There's something timeless about the use of a monochrome palette to tell very simple and powerful stories without the added complexity of colour and the nuance that can bring.

Early sketches by Da Vinci explain complex ideas with a simple black ink line. Early black and white photography has a purity that presents the world with a very powerful edited view. The early abstract expressionism of Robert Motherwell makes sense of a movement that could easily have been dismissed as colourist.

The design of the Bauhaus, the interiors of Mackintosh or Hoffman, the architecture of Pawson or Chipperfield are super restrained in their palette to calm and ground the visitor in immersive space: monochrome and minimalism are inextricably linked.

For me, music shares this quality; the music of early Miles Davis or Keith Jarrett has a minimal, modal expression that provides the perfect soundtrack for life. It is the bass line that pulses under everything, the background to all experience. Miles’ most popular album Kind of Blue may have tracks titled Blue and Green, but it sounds black and white to me. Clear, concise, pared back and so very cool!

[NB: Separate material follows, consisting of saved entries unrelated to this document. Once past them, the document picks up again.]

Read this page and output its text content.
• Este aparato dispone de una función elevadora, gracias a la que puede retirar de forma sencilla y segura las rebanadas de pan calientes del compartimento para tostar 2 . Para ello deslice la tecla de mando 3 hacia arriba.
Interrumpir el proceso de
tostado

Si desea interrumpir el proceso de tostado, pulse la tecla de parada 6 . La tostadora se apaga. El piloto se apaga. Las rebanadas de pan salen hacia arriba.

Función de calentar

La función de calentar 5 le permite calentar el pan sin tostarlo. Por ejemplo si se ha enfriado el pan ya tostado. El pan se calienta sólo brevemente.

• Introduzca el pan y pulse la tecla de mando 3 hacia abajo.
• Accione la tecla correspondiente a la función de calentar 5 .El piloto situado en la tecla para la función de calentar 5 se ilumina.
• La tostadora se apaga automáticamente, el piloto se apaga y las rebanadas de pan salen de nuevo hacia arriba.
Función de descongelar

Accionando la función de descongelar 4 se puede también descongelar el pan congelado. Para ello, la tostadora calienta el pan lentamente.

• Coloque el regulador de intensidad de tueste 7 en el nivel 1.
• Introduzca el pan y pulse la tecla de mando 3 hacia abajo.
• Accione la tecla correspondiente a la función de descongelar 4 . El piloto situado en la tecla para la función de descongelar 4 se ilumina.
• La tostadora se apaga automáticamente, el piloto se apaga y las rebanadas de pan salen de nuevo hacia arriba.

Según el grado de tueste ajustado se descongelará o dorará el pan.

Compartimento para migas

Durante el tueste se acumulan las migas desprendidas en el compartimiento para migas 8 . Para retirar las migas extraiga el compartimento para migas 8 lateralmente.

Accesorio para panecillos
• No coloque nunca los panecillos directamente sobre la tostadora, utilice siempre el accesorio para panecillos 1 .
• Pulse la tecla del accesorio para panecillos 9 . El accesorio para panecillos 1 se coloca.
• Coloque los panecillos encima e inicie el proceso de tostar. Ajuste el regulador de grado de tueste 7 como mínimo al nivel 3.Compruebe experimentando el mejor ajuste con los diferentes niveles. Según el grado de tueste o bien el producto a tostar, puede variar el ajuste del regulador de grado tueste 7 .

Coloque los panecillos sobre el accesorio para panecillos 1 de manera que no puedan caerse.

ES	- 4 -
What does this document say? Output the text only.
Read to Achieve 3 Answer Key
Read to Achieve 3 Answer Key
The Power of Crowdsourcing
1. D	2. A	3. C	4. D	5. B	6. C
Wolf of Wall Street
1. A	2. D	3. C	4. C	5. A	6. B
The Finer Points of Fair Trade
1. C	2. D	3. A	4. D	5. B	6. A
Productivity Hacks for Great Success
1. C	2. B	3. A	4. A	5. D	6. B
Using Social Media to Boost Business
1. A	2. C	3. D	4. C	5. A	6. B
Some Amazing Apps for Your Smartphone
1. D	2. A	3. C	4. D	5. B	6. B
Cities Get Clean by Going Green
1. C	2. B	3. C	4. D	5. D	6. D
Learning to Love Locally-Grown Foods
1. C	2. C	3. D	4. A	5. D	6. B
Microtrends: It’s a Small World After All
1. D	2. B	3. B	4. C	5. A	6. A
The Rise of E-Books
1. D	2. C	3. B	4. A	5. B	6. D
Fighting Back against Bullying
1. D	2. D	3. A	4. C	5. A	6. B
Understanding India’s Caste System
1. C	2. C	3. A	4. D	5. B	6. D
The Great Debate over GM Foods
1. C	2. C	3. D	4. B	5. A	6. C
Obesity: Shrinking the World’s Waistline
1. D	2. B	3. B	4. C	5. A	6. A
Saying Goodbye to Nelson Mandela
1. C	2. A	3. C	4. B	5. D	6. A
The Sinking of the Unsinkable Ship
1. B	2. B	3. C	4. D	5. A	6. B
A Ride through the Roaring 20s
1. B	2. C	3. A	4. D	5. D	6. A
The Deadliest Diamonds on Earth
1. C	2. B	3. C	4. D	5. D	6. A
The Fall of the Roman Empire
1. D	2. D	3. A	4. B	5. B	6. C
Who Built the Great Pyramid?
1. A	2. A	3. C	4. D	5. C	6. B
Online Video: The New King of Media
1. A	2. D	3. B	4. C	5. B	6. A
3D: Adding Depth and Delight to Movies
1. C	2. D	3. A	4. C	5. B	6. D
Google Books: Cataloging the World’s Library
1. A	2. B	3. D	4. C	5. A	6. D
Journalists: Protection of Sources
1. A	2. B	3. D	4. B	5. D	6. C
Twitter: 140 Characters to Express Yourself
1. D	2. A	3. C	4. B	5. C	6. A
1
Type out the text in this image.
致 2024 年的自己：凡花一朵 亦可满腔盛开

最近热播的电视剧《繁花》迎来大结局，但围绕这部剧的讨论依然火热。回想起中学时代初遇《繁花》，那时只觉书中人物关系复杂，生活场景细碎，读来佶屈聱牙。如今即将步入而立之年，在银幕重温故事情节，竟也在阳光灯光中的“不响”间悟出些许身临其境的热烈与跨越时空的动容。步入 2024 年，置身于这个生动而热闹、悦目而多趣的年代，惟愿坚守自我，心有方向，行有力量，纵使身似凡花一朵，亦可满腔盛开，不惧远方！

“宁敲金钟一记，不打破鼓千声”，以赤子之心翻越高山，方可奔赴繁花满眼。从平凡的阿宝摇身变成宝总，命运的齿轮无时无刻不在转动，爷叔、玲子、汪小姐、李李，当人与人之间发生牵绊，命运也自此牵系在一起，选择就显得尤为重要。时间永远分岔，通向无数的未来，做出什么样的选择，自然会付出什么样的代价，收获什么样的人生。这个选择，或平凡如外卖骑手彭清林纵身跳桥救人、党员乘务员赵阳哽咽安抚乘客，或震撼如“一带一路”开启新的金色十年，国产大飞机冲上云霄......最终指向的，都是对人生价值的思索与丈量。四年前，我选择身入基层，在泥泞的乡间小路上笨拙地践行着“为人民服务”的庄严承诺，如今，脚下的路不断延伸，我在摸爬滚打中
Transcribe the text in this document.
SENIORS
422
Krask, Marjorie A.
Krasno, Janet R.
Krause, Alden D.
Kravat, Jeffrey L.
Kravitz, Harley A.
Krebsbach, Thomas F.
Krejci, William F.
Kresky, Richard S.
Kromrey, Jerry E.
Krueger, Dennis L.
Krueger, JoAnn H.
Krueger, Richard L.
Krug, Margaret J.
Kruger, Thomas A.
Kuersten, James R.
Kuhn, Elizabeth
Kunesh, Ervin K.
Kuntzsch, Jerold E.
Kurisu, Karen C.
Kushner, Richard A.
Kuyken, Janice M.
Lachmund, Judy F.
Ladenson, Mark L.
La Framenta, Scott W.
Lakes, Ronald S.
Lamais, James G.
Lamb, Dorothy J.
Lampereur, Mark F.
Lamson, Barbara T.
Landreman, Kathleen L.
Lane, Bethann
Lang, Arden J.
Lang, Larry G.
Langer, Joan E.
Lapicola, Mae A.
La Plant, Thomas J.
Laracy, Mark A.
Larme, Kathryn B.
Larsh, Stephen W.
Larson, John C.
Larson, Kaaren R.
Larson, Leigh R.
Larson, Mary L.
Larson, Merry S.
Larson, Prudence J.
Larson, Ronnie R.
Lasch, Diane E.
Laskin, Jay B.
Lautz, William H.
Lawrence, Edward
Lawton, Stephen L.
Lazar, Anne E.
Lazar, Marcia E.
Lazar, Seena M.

This idea of a pared back reduction of ideas to their most fundamental is a driver right now as we try to imagine what is important, what is fundamental in our lives, both emotionally and aesthetically. What do we chose to surround ourselves with? How do we frame our everyday experiences and what do art and design bring to our life balance? Today, more than ever, our lives might benefit from some clarity – some monochrome minimalism?